Additional training is still required, which takes place during a residency in psychiatry.
A psychiatric residency allows a physician to learn how to better interact with patients, as well as develop their skills to specifically address a patient’s mental health needs. Depending on the specific program and specialty interests of a doctor, the extra training related to the diagnosis and treatment of emotional illnesses takes a minimum of four years to complete.
A residency plays an important role in shaping the education and experience of a psychiatrist, and involves on-the-job, paid training that typically takes place in a hospital. The first year of residency training introduces doctors to patients with a variety of medical issues. The American Psychiatric Association states that at least three additional years of training follows, to touch upon the diagnosis and treatment of mental health cases within a range of medical settings, such as psychiatric wards, health clinics, and hospitals. Doctors eventually gain experience working with a variety of patients, including individuals, couples, families, and large groups.
During their residencies, psychiatrists-in-training also become familiar with the range of treatment approaches associated with their field, such as psychotherapy (also known as talk therapy), medication, deep brain stimulation, electroconvulsive therapy (which uses electrical currents to the brain for severe depression cases), and light therapy as a method of treating patients suffering from seasonal depression.
Upon completion of at least four years of residency, a doctor becomes a psychiatrist, and may pursue board certification by passing an exam administered by the American Board of Psychiatry and Neurology. In order to maintain their credentials as a certified psychiatrist, doctors must re-certify every 10 years.
From chronic care to thought disorders (like schizophrenia), a psychiatric residency also introduces a physician to various niches they may later want to pursue on a more in-depth level. Doctors who gravitate towards a subfield of psychiatry require an additional 1-2 years of training (called a fellowship) where they concentrate on a specific subject, such as children, adolescents, adults, addiction, forensics, neuropsychiatry, or personality disorders.
Obtaining a specialty in psychiatry opens the doors to a greater number of employment opportunities. For example, substance abuse treatment centers often seek the expertise of an addiction psychiatrist, while a forensic psychiatrist is often hired by the criminal justice system. Geriatric psychiatrists specialize in working with the elderly, and generally find jobs in nursing homes, hospices, and long-term care facilities.

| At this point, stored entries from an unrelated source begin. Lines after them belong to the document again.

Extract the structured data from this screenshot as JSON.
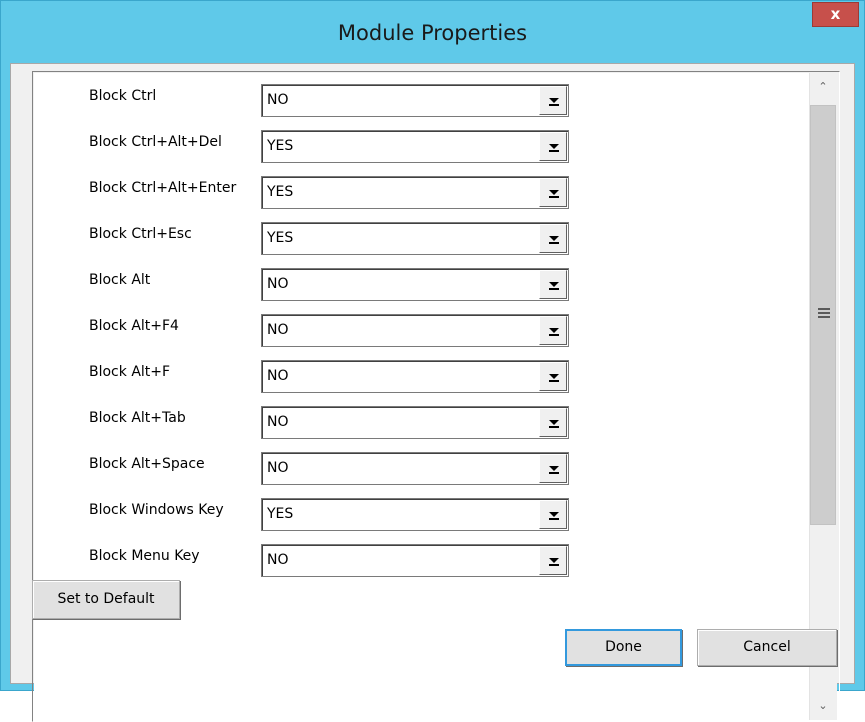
{
  "window": {
    "title": "Module Properties",
    "close_label": "x"
  },
  "properties": [
    {
      "label": "Block Ctrl",
      "value": "NO"
    },
    {
      "label": "Block Ctrl+Alt+Del",
      "value": "YES"
    },
    {
      "label": "Block Ctrl+Alt+Enter",
      "value": "YES"
    },
    {
      "label": "Block Ctrl+Esc",
      "value": "YES"
    },
    {
      "label": "Block Alt",
      "value": "NO"
    },
    {
      "label": "Block Alt+F4",
      "value": "NO"
    },
    {
      "label": "Block Alt+F",
      "value": "NO"
    },
    {
      "label": "Block Alt+Tab",
      "value": "NO"
    },
    {
      "label": "Block Alt+Space",
      "value": "NO"
    },
    {
      "label": "Block Windows Key",
      "value": "YES"
    },
    {
      "label": "Block Menu Key",
      "value": "NO"
    }
  ],
  "buttons": {
    "set_default": "Set to Default",
    "done": "Done",
    "cancel": "Cancel"
  },
  "colors": {
    "title_bar": "#5fc9e9",
    "close_button": "#c7504b",
    "dialog_background": "#f0f0f0"
  }
}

According to the Health Resources and Services Administration (HRSA) of the U.S. Department of Health and Human Services, psychiatrists who specialize in child- or geriatric psychiatry are expected to be in high demand. Psychiatrists, in general, also fall under the category of healthcare-related occupations that represent a shortage in mental health providers. HRSA also states that it would take approximately 2,800 new psychiatrist hires to eliminate the current mental health professional shortage areas in the United States.
In conclusion, the educational path of a future psychiatrist starts with an undergraduate education, which lays down a foundation of math and science for a student to expand upon. All psychiatrists must complete a medical school education before entering a residency program, which solely concentrates on equipping a doctor with the tools to operate as a psychiatrist and treat patients in mental health distress. The opportunity to specialize in a more targeted area of psychiatry requires additional years of training, but also increases a physician’s employment opportunities and potential earning capacity.